Jessica Dickenson, Criminal Justice

You won’t find many people as passionate about pursuing victim rights advocacy as Jessica Dickenson, a Vineland, New Jersey native graduating with her Master of Arts in Criminal Justice with a track in Forensic Psychology. From experiencing anxiety and self-doubt to presenting her research at a world-wide conference and publishing it in a prominent journal, Dickenson has flourished at Stockton and certainly made the most of her college career.

After graduating in December 2019 with a B.A. in Criminal Justice with a concentration in Forensic Psychology and a minor in Victimology and Victim Services, Dickenson transitioned seamlessly into graduate school the following spring through the direct entry program for Stockton students.

After discovering the field of Victimology early on, she dedicated most of her academic career to pursuing victims’ rights through education, volunteering and working at domestic violence organizations, among the various opportunities of which she took advantage.

While pursuing her undergraduate degree, Dickenson completed independent studies on “The Impact of Victim Impact Statements” and “Female Victims, Child Victims, and Victims of Hate Crimes.” Additionally, she attended a postgraduate course on Victimology, Victim Assistance and Criminal Justice through the World Society of Victimology.

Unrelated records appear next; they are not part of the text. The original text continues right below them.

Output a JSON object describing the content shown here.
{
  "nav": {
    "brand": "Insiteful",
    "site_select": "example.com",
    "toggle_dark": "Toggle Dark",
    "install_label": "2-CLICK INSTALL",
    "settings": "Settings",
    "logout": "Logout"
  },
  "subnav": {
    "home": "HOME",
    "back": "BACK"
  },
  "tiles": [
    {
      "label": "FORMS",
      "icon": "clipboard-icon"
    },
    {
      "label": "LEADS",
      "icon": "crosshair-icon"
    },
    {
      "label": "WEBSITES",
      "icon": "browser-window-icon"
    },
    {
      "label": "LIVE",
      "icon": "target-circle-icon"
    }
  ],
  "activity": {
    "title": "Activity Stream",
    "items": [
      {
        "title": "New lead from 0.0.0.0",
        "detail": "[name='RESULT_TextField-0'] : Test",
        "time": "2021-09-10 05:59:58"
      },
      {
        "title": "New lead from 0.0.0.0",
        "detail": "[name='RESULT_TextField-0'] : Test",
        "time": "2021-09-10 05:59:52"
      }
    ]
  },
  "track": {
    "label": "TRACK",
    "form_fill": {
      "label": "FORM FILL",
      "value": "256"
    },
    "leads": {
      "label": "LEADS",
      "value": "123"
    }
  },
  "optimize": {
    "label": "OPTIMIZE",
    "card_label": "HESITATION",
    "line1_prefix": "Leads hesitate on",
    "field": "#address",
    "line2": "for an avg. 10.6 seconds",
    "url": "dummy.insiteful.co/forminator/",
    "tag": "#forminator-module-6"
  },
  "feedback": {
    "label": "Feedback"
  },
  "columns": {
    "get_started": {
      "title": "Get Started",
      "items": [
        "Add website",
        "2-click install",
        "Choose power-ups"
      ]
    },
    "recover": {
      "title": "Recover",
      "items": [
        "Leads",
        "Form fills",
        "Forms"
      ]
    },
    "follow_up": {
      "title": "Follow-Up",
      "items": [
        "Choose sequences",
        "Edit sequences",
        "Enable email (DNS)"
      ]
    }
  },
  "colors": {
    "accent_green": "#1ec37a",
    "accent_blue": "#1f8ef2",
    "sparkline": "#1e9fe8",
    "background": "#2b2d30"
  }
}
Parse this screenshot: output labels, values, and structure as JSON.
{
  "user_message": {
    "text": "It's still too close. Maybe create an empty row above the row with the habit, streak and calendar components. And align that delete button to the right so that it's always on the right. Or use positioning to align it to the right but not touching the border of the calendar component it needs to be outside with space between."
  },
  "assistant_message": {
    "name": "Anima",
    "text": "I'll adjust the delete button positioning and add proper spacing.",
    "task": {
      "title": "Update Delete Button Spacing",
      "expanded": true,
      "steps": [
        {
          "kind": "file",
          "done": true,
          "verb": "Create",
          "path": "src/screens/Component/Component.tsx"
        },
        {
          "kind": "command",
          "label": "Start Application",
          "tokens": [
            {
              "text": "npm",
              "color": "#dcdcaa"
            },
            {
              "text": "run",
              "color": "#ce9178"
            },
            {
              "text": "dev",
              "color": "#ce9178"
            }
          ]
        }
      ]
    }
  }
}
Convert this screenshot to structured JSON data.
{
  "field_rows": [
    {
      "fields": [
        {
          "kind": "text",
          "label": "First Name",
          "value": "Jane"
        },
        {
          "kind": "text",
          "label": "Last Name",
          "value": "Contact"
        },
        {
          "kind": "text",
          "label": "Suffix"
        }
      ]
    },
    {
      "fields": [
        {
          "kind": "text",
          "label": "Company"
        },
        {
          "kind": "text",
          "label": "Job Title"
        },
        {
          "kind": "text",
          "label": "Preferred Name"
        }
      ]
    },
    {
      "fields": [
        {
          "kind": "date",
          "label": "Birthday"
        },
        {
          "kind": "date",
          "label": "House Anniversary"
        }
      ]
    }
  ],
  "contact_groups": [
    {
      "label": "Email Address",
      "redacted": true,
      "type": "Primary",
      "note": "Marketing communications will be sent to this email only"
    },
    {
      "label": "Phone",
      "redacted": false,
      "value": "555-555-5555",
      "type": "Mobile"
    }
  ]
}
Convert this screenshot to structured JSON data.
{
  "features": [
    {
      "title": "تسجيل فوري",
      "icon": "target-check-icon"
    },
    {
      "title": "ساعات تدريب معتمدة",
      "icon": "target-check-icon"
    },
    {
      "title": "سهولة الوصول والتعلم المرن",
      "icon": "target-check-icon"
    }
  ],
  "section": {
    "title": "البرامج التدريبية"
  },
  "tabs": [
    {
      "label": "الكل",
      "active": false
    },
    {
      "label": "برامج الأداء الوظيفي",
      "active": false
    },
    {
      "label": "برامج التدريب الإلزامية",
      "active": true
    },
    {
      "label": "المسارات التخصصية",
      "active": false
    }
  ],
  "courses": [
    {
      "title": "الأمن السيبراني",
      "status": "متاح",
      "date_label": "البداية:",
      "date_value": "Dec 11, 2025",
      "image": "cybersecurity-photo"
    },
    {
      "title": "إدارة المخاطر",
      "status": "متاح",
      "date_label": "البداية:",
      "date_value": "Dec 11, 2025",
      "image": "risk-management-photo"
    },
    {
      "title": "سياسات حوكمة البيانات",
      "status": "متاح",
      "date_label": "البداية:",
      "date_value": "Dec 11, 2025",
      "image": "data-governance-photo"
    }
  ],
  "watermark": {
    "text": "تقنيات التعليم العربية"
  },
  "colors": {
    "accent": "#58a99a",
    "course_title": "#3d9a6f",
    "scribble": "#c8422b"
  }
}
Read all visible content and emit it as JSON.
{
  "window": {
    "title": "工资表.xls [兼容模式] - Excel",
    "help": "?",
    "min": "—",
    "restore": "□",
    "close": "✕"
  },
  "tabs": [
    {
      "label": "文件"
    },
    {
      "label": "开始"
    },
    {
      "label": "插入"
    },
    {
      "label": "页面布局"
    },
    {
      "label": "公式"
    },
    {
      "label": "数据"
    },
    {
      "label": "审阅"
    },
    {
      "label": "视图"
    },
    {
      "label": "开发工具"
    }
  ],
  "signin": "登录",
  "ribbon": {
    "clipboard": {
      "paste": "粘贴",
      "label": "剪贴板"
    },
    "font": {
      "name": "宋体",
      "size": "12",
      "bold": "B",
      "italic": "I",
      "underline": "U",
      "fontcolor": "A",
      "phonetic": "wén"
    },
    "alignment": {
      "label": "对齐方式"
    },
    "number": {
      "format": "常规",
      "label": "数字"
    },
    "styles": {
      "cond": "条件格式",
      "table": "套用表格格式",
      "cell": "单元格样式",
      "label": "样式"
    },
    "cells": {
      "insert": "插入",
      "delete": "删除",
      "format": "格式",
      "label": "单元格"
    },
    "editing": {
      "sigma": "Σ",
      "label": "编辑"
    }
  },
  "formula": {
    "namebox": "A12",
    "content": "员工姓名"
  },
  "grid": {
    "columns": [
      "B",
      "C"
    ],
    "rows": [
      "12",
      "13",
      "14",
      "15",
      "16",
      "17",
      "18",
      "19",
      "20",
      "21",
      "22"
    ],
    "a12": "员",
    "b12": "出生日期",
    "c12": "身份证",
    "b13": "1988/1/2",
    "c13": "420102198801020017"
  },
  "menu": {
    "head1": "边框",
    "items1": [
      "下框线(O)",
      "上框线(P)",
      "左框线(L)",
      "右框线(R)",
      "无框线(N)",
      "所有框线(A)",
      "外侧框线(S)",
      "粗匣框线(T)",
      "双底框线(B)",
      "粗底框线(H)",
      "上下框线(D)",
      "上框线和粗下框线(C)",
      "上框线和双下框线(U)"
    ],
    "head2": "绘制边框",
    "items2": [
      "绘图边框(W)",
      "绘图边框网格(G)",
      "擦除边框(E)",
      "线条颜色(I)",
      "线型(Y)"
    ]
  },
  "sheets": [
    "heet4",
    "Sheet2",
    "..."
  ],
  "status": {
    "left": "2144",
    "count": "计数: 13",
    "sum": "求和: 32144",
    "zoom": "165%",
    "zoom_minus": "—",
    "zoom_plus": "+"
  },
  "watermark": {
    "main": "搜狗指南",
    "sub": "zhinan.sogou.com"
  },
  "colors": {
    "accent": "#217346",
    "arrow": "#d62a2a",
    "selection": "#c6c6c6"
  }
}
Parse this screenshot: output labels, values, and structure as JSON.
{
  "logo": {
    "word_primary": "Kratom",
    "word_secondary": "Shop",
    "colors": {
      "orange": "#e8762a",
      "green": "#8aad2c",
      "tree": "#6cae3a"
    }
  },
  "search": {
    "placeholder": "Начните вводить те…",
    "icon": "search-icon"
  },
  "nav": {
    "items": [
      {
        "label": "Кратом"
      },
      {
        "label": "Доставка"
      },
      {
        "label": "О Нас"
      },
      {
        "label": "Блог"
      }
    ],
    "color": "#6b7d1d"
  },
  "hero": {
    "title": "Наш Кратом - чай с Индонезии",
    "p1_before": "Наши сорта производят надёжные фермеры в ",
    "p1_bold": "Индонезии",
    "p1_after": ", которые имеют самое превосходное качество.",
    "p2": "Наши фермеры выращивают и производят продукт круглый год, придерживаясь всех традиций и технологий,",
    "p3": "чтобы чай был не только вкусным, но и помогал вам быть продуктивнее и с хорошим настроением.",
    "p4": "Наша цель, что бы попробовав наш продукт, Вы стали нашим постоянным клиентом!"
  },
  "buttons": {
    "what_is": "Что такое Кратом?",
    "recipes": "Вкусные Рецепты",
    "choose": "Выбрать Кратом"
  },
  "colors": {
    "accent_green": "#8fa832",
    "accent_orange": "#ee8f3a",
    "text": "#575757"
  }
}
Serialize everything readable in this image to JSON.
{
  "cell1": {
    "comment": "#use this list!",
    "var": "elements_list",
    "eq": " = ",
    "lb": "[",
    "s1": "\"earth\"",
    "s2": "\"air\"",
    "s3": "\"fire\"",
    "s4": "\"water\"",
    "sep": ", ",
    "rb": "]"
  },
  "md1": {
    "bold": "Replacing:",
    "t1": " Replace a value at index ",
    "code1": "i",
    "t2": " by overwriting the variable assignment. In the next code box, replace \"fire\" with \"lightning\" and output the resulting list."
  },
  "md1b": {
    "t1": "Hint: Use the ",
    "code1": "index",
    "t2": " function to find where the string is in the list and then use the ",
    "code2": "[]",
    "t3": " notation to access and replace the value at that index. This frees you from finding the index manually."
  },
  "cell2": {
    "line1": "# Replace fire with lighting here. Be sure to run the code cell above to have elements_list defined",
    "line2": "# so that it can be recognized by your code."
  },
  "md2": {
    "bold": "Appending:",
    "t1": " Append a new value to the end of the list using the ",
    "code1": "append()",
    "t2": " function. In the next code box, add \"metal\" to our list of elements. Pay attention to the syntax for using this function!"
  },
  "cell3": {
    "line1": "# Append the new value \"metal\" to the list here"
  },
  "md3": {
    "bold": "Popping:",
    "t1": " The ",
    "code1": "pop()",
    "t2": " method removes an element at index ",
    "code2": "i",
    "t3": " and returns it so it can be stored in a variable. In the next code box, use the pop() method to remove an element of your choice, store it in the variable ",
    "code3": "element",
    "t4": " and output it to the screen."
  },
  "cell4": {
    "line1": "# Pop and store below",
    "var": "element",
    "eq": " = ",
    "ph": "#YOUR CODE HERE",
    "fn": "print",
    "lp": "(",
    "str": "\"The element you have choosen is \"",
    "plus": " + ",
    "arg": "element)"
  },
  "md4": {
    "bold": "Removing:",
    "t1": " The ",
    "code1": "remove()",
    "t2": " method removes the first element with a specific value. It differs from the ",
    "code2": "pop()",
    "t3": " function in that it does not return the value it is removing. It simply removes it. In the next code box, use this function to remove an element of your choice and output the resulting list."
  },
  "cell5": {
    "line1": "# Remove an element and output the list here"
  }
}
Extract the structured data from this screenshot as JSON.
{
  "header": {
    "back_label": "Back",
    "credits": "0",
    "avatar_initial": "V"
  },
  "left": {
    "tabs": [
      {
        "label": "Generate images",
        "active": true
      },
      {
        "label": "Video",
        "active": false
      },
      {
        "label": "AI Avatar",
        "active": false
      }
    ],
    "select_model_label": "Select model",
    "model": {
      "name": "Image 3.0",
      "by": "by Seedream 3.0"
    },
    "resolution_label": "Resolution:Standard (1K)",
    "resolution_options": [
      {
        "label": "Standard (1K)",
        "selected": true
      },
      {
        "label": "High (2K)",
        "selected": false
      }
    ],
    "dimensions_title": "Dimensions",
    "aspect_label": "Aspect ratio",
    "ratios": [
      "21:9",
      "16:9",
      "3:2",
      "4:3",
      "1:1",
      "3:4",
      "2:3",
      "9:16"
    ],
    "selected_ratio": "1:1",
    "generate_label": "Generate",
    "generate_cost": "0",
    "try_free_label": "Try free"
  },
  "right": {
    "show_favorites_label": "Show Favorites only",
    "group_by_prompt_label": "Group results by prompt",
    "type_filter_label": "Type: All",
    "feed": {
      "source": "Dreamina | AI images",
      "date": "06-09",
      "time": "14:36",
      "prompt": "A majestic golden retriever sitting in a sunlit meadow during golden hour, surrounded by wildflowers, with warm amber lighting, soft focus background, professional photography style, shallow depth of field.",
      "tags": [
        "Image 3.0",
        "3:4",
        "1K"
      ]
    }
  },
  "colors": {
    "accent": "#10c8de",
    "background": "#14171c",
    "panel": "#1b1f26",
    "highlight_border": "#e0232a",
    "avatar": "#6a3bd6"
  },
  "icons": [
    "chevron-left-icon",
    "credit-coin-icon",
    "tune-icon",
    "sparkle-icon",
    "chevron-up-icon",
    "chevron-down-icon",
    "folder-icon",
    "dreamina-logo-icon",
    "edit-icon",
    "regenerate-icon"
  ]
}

She also volunteered through AVANZAR, formerly the Women’s Center, in Pleasantville after completing her Sexual and Domestic Violence Advocacy certification for New Jersey.

Some career paths require higher education as well as direct experience. Stockton has provided me with the connections and opportunities to do both.

As a grad student, she completed two graduate assistantships, worked as a research assistant, guest lectured in an undergraduate class on intimate partner violence, created an interactive workshop for academics, advocates and practitioners, and submitted a now-accepted manuscript for publication in the Journal of Applied Social Science. Not only did she present her research with Ethan Levine, assistant professor of Criminal Justice and Victimology, on intimate partner violence at the American Sociological Association 2021 Virtual Conference, she also attended the Association for Applied and Clinical Sociology 2021 Virtual Conference.

“If you told me in undergrad that I would be presenting live at an academic conference in front of professionals around the world, I would have thought you had mistaken me for someone else,” joked Dickenson. She explained how challenging it was to persevere through anxiety and self-doubt to achieve all of this. With support from professors like Levine, her peers and husband, she stepped out of her comfort zone and, as a result, gained confidence as a writer, academic and advocate.

After graduation, Dickenson will continue serving as a Residential Advocate at the Center For Family Services (SERV) before she considers relocating. She is grateful to have many career paths open to her. “Some career paths require higher education as well as direct experience,” she explained. “Stockton has provided me with the connections and opportunities to do both.”